Die Filmemacherin Sherry Hormann erzählt in ihrem berührenden Kino-Drama „Nur eine Frau“ die wahre Geschichte der mutigen Hatun Aynur Sürücü, die 2005 in Berlin auf offener Straße von ihrem eigenen Bruder erschossen worden war, weil sie ein selbstbestimmte Leben leben wollte.

EsslingenEs gibt Geschichten, die klingen auch nach vielen Jahren schmerzlich nach. So wie der Fall der damals 23-jährigen Hatun Aynur Sürücü, die 2005 in Berlin auf offener Straße von ihrem eigenen Bruder erschossen worden war. Die Familie sprach damals von einem „Ehrenmord“ – für die Rechtsanwältin und Frauenrechtlerin Seyran Ates war es schlicht eine Hinrichtung. Und weil sie weiß, dass Fälle wie dieser bis heute immer wieder aus religiösem und traditionalistischem Fanatismus in muslimischen Familien vorkommen, stellt sie die aufrüttelnde Frage: „Wie viele Frauen müssen noch sterben, nur weil sie leben wollen, wie sie es wollen und lieben, wen sie lieben wollen?“ Umso dankbarer ist Seyran Ates dafür, dass Sherry Hormann diese Geschichte nicht vergessen hat. In ihrem erschütternden Kinodrama „Nur eine Frau“ rollt die Regisseurin diesen Fall nochmals auf und lässt Aynur die wahre Geschichte ihres Lebens und ihres Todes erzählen.

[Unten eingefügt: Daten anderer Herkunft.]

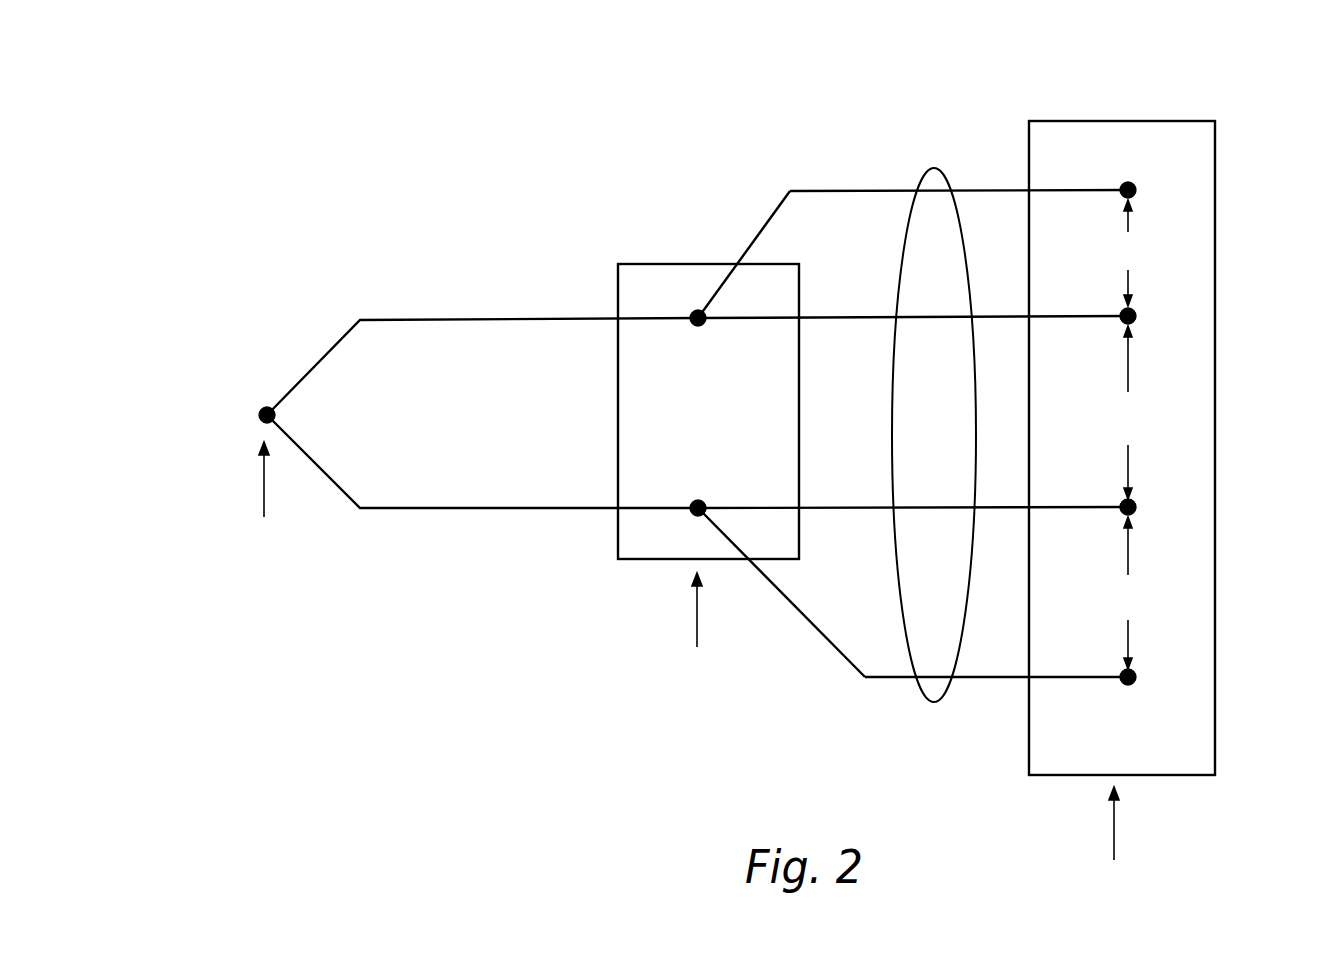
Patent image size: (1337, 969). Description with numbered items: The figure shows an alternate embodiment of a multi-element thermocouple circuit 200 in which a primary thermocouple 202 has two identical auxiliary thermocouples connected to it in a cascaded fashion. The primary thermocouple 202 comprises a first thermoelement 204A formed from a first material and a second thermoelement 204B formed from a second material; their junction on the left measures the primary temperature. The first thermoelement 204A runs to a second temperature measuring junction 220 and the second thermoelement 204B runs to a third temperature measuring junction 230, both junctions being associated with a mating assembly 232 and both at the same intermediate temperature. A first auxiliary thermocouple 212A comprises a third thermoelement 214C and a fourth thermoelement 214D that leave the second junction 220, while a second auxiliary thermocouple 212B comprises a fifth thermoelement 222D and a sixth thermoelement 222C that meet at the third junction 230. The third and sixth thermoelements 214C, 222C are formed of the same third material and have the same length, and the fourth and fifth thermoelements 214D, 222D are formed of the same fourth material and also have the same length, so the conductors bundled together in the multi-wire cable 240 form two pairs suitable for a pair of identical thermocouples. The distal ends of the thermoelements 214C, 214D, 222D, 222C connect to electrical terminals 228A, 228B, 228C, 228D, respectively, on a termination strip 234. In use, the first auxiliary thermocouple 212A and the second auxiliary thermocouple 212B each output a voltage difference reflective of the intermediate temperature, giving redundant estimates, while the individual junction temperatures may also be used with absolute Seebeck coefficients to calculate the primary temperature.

Die Eltern von Aynur (Almila Bagriacik) waren Anfang der 70er-Jahre aus Ostanatolien nach Berlin gezogen, in ihrer neuen Heimat und deren Kultur waren sie jedoch nie richtig angekommen. Die Familie ist streng konservativ und patriarchalisch geprägt, Frauen gelten nicht viel, der westliche Lebensstil ist verpönt. Deshalb finden es Aynurs Eltern auch ganz selbstverständlich, ihre Tochter nach der achten Klasse von der Schule zu nehmen und mit einem Cousin in Istanbul zu verheiraten, mit dem sie nichts verbindet. Doch ihr neuer Ehemann schlägt sie, und als die junge Frau schwanger wird, beschließt sie, aus ihrer Ehe zu entfliehen und nach Berlin zurückzukehren. Die Familie empfindet das als Schande und mag nicht akzeptieren, dass Aynur Hilfe beim Jugendamt sucht, ihren eigenen Weg geht und in ein Mutter-Kind-Heim zieht. Trotzdem denkt sie nichts Böses, als sie ihren Bruder Nuri (Rauand Taleb) zur Bushaltestelle begleitet. Nur wenige hundert Meter von ihrer Wohnung entfernt bringt er sie um. Dass ihr fünfjähriger Sohn zuhause in der Wohnung wartet, kümmert ihn nicht. Es ist das tragische Ende einer Geschichte, die mit dem Wunsch einer jungen Frau begann, ihrer gewaltbestimmten Ehe zu entfliehen und gegen alle Konventionen ein selbstbestimmtes Leben zu führen.

„Wie unglaublich und beeindruckend die Geschichte Aynurs ist – man muss sich das einfach immer wieder vor Augen führen“, findet Regisseurin Sherry Hormann. „Wir leben alle unter einem Himmel, und es bewegt mich sehr, dass diese Werte, an denen Menschen wie Aynurs Familie sich orientieren, heute und mitten in Berlin gelebt werden.“ Hormann wollte erklärtermaßen nicht werten, sondern das Psychogramm einer Familie zeichnen, die in ihren Konventionen gefangen ist. Dass Aynur ihre Geschichte selbst erzählen muss, war ihr rasch klar: „Anders geht das gar nicht. Und sie darf dabei vor allem ihre ganz eigene Sichtweise einnehmen und Dinge sagen, die politisch unkorrekt sind. Und da sie tot ist, kann sie nur aus dem Off erzählen.“ Dazu entwickelt die Regisseurin eine ganz eigene Bildsprache, die dem Zuschauer zwischendurch in vielen ruhigen Momenten immer wieder Gelegenheit zum Innehalten bietet.

Sherry Hormann erzählt in ihrem bewegenden Kino-Drama „Nur eine Frau“ die wahre Geschichte von Hatun Aynur Sürücü, die sich den konservativen Regeln ihrer Familie konsequent verweigerte und dafür mit ihrem Leben bezahlen musste. Die Schauspielerin Almila Bagriacik gibt der jungen Frau, die im Film aus ihrer eigenen Perspektive erzählt, auf beeindruckende Weise ein Gesicht.